Farjalla se acercó, yo levanté la maza, y antes que él pudiera evitarlo, le descargué
un vigoroso puntapié en la boca del estómago. El mismo puntapié que él me había
dado en el bote, el día de la fiesta negra en los “rápidos de Stanley”. Farjalla
se desplomó. Le dije a la esclava:
–Trae
el gorila.
La
mujer dejó caer pesadamente la bestia muerta junto al tratante de esclavos. Sin
perder tiempo, le despojé de su turbante, y con la larga tira de muselina lo amarré
de pies y manos.

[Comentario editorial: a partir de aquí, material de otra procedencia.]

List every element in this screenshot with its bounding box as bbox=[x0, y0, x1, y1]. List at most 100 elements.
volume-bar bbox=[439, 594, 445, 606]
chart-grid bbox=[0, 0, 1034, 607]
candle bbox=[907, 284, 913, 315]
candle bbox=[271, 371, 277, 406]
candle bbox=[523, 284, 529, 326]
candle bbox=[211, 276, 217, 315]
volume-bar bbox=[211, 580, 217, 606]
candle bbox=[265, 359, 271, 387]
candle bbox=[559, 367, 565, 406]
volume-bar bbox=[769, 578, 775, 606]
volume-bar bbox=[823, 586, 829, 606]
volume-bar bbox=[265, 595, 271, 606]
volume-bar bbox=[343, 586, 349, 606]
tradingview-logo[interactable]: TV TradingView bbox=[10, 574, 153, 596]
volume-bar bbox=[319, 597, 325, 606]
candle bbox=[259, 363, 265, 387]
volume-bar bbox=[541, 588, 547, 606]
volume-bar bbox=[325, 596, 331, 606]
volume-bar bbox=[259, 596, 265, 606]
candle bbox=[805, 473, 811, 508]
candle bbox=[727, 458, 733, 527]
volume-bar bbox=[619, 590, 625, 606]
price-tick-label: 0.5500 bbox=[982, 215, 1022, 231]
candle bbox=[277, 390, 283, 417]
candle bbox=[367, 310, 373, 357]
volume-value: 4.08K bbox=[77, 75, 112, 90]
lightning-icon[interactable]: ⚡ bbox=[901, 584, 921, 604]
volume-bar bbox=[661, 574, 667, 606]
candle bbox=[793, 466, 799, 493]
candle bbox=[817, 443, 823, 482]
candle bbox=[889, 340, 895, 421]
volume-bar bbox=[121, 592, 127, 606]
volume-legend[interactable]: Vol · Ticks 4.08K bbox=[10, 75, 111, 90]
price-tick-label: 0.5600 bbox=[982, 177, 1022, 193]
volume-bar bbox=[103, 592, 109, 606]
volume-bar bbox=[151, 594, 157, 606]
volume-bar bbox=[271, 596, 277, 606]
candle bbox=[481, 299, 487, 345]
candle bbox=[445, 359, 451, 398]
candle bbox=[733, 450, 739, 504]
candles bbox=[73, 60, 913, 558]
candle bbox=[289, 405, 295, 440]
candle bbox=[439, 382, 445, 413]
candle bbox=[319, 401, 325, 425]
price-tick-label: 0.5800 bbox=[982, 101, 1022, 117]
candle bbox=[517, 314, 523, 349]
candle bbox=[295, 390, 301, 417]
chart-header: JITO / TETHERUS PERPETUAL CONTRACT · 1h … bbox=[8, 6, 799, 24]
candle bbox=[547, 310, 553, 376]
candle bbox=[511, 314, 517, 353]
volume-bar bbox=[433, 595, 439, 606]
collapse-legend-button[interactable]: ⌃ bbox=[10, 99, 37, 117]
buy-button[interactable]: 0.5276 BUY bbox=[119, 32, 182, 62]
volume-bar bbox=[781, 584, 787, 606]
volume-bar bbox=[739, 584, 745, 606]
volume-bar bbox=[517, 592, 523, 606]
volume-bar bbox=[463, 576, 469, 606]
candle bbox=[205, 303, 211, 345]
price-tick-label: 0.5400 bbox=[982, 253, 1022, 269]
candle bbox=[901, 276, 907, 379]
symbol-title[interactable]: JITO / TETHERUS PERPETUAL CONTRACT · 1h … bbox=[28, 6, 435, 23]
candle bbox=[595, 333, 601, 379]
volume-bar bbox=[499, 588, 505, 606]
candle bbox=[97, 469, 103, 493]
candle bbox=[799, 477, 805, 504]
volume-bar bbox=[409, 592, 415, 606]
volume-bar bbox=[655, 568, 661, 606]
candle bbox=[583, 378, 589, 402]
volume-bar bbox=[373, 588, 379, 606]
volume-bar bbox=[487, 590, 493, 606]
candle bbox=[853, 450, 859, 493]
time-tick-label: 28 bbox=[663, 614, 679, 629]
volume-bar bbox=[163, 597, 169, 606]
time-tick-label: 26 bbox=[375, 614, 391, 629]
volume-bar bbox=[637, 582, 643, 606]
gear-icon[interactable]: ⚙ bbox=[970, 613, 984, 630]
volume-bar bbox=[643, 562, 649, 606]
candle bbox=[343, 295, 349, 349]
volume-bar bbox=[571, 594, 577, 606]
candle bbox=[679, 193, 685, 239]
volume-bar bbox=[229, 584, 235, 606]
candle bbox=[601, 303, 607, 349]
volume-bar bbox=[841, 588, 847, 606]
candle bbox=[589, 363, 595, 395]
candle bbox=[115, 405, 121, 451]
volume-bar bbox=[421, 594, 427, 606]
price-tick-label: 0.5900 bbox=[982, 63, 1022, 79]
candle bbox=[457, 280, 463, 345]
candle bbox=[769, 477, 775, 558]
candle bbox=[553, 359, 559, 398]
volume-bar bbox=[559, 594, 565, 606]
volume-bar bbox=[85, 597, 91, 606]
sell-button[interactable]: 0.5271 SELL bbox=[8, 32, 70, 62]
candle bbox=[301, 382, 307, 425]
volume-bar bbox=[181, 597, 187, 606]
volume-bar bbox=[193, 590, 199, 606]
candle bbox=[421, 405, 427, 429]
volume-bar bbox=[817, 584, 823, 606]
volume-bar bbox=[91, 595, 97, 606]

Luego descargué otro mazazo en la termitera, y un trozo de corteza
se hundió definitivamente, dejando ver el interior plutónico, sembrado de negros
canales por los que se deslizaba febrilmente una blancuzca humanidad de hormigas
grises.
–¡Ayúdame!
–le grité a la negra.
La
esclava comprendió. Levantando al gorila muerto amarrado al traficante, empujamos
los dos cuerpos sobre la termitera. La mujer lanzó algunos gritos guturales, el
pequeño chimpancé corrió hacia ella y se pegó a su flanco tomándole la mano.
Ella,
riéndose, con los labios entreabiertos, se quedó contemplando la hervorosa grieta
de la termitera. Millares y millares de hormigas rabiosas cubrían de una sábana
gris los dos bultos. La chilaba de Farjalla y el velludo cuerpo del gorila quedaron
revestidos de una costra movediza y cenicienta que se ajustaba constantemente a
las crecientes desigualdades de aquellos cuerpos.
La
negra y su hijo adoptivo miraban aquel final.
Yo
tomé la botella de whisky que había quedado debajo del cajón del asiento del camión
y le dije a la esclava:
–Es
mejor que te vayas y no vuelvas más.
La
mujer, tomando apresuradamente la mano del mono, se dirigió al bosque. Les vi por
última vez cuando entraban en el linde de la muralla vegetal.
El
pequeño chimpancé, tomado de su mano, volvía la cabeza hacia mí como un chicuelo
resentido. Y, oculto ahora tras unos cactos, aguardaba el momento de subir al caballo
que había escondido la noche anterior. Tula apartó unas ramas y se hundió en lo
verde. Yo monté a caballo y regresé a la factoría para probar la coartada, mientras
que allí, bajo el sol se quedó Farjala Bill Alí. Las hormigas se lo comían vivo.